On nous écrit

Respect du passé

Shirin Hatam se montre critique face à un des choix de la Ville de Genève pour féminiser les noms de rue.
Féminisation des noms

Remplacer le nom d’un inconnu par celui d’une inconnue permet de mettre un peu de féminin sur les murs, ce qui est tout bénéfice. Effacer un mot qui rappelle l’histoire du lieu (le mail, la prairie, la forêt) pour y apposer celui d’une personne, c’est se couper délibérément du passé vécu par les gens du coin (qui jouaient au mail, élevaient leurs bêtes dans des fermes, rêvaient et folâtraient dans la verdure) pour honorer un·e inconnu·e d’une classe supérieure réservant généralement l’usage de ses doigts fins et délicats aux œuvres de l’esprit.
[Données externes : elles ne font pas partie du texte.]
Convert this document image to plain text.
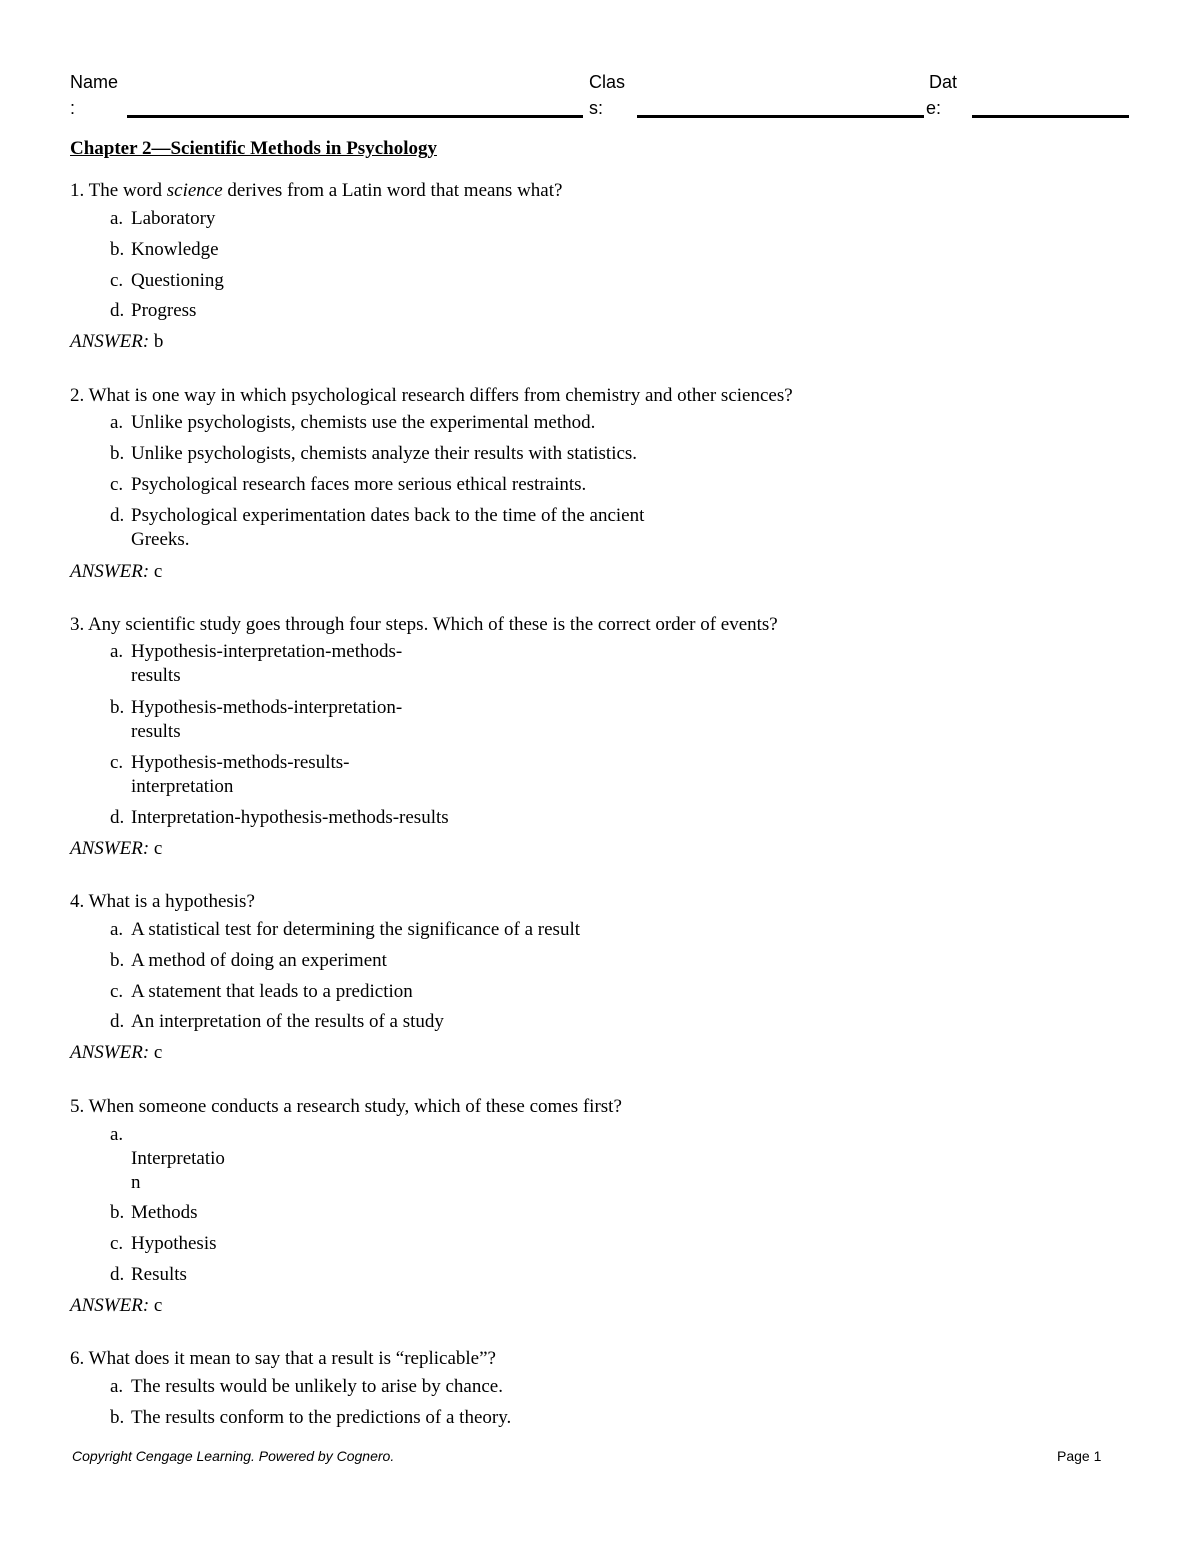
Name
:
Clas
s:
Dat
e:
Chapter 2—Scientific Methods in Psychology
1. The word science derives from a Latin word that means what?
a. Laboratory
b. Knowledge
c. Questioning
d. Progress
ANSWER: b
2. What is one way in which psychological research differs from chemistry and other sciences?
a. Unlike psychologists, chemists use the experimental method.
b. Unlike psychologists, chemists analyze their results with statistics.
c. Psychological research faces more serious ethical restraints.
d. Psychological experimentation dates back to the time of the ancient
Greeks.
ANSWER: c
3. Any scientific study goes through four steps. Which of these is the correct order of events?
a. Hypothesis-interpretation-methods-
results
b. Hypothesis-methods-interpretation-
results
c. Hypothesis-methods-results-
interpretation
d. Interpretation-hypothesis-methods-results
ANSWER: c
4. What is a hypothesis?
a. A statistical test for determining the significance of a result
b. A method of doing an experiment
c. A statement that leads to a prediction
d. An interpretation of the results of a study
ANSWER: c
5. When someone conducts a research study, which of these comes first?
a.
Interpretatio
n
b. Methods
c. Hypothesis
d. Results
ANSWER: c
6. What does it mean to say that a result is “replicable”?
a. The results would be unlikely to arise by chance.
b. The results conform to the predictions of a theory.
Copyright Cengage Learning. Powered by Cognero.	Page 1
J’apprends par Le Courrier du 11 mars que le boulevard de la Cluse prendra bientôt le patronyme d’une obscure femme de lettres du XVIIe siècle appartenant à l’élite genevoise (et je mets ma main au feu que personne parmi nos représentant·es n’a lu une seule de ses lignes) reléguant dans l’oubli la recluse médiévale qui inspirait son nom au ­boulevard.

La Ville, qui remplace une modeste femme du peuple vivant durement de sa charge, par une dame à particule d’héritière et voyageuse, entend être applaudie pour cet élégant exploit. Que nenni!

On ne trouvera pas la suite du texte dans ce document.